Joseph Stalin’s Revolutionary Zeal and Its Consequences
Stalin was not considered as Lenin’s successor; his revolutionary zeal helped him to take control over the party and to become its most powerful person. After the death of Lenin in 1924, the party had been divided into two parts: Left and Right. Arguing with the Left part, Stalin expelled all its members and ordered to kill almost all of them. A. O. Avdienko indicates that Stalin wanted to cut the personality, writers, artist filmmakers, and other people of the creative professions were unable to express themselves and had to follow the unified rules of Ministry.
Inside the party, members were unable to contradict him or to suggest some ideas that could be treated as treason. His social, economic, and agrarian reforms are famous for the terroristic methods of its providing. Russian nationalism played a significant role in Stalin’s policy. This idea is closely related to Pan-Slavism, and it is based on the idea of integration of all Slavs. Although Stalin was Georgian, such idea of total integration was similar to the communistic ideology and will to provide the revolutions all over the world.

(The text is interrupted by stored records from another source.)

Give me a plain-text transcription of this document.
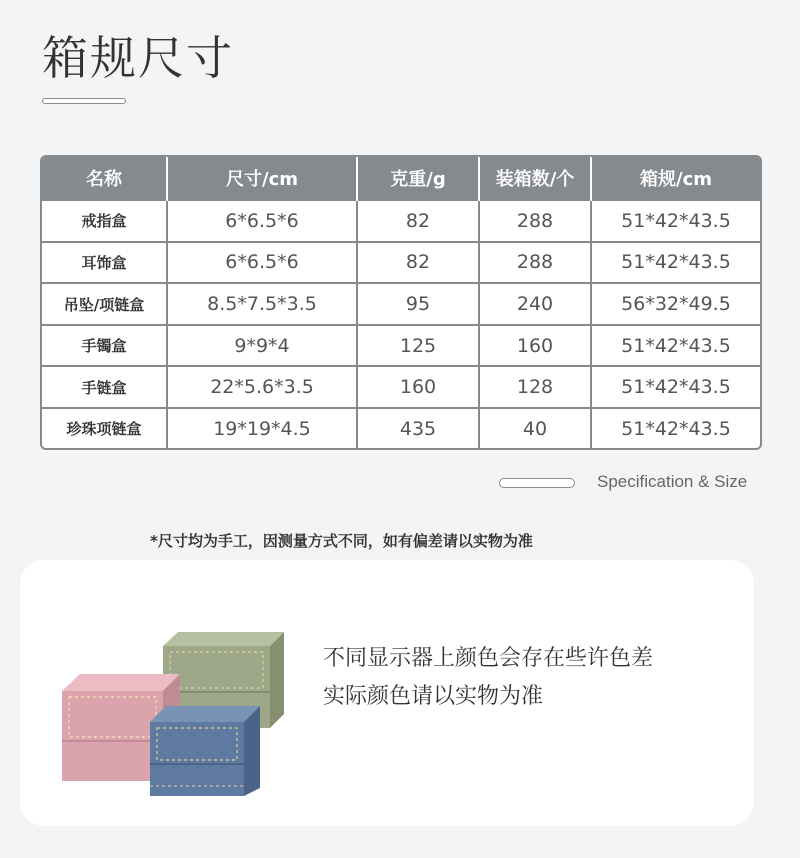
箱规尺寸
名称	尺寸/cm	克重/g	装箱数/个	箱规/cm
戒指盒	6*6.5*6	82	288	51*42*43.5
耳饰盒	6*6.5*6	82	288	51*42*43.5
吊坠/项链盒	8.5*7.5*3.5	95	240	56*32*49.5
手镯盒	9*9*4	125	160	51*42*43.5
手链盒	22*5.6*3.5	160	128	51*42*43.5
珍珠项链盒	19*19*4.5	435	40	51*42*43.5
Specification & Size
*尺寸均为手工，因测量方式不同，如有偏差请以实物为准
不同显示器上颜色会存在些许色差
实际颜色请以实物为准
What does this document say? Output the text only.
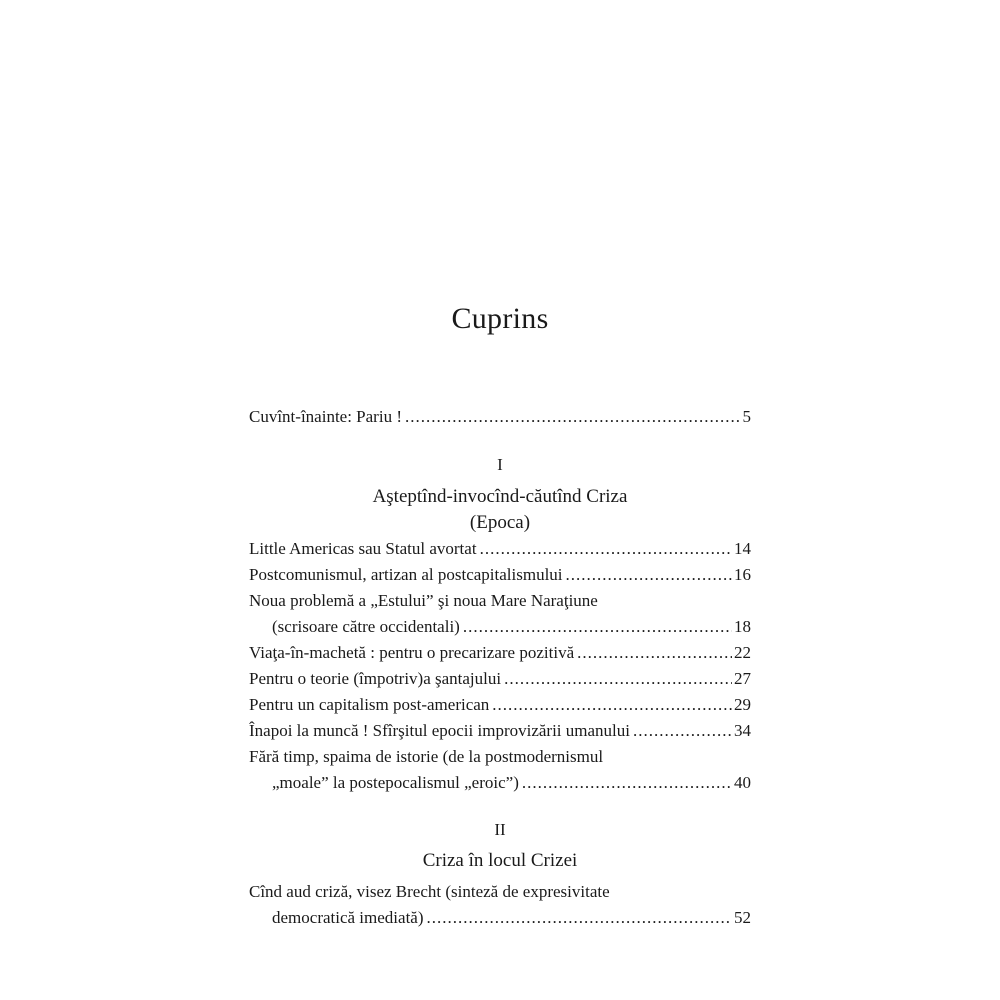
Cuprins
Cuvînt-înainte: Pariu ! .....	5
I
Aşteptînd-invocînd-căutînd Criza
(Epoca)
Little Americas sau Statul avortat .....	14
Postcomunismul, artizan al postcapitalismului .....	16
Noua problemă a „Estului” şi noua Mare Naraţiune
(scrisoare către occidentali) .....	18
Viaţa-în-machetă : pentru o precarizare pozitivă .....	22
Pentru o teorie (împotriv)a şantajului .....	27
Pentru un capitalism post-american .....	29
Înapoi la muncă ! Sfîrşitul epocii improvizării umanului .....	34
Fără timp, spaima de istorie (de la postmodernismul
„moale” la postepocalismul „eroic”) .....	40
II
Criza în locul Crizei
Cînd aud criză, visez Brecht (sinteză de expresivitate
democratică imediată) .....	52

The justification for singling out the kulaks as the enemies of the revolution was an idea that all citizens have to be equal and rather poor than rich. Stalin was successful in motivating people to attack the kulaks because most citizens were poor, and the idea of equality seemed fair. Although Lev Kopelev was one of Stalin’s supporters and arrested many kulaks after the Second World War, he was accused of treason and arrested. Fanatical believes in ideology always lead to a tragic end.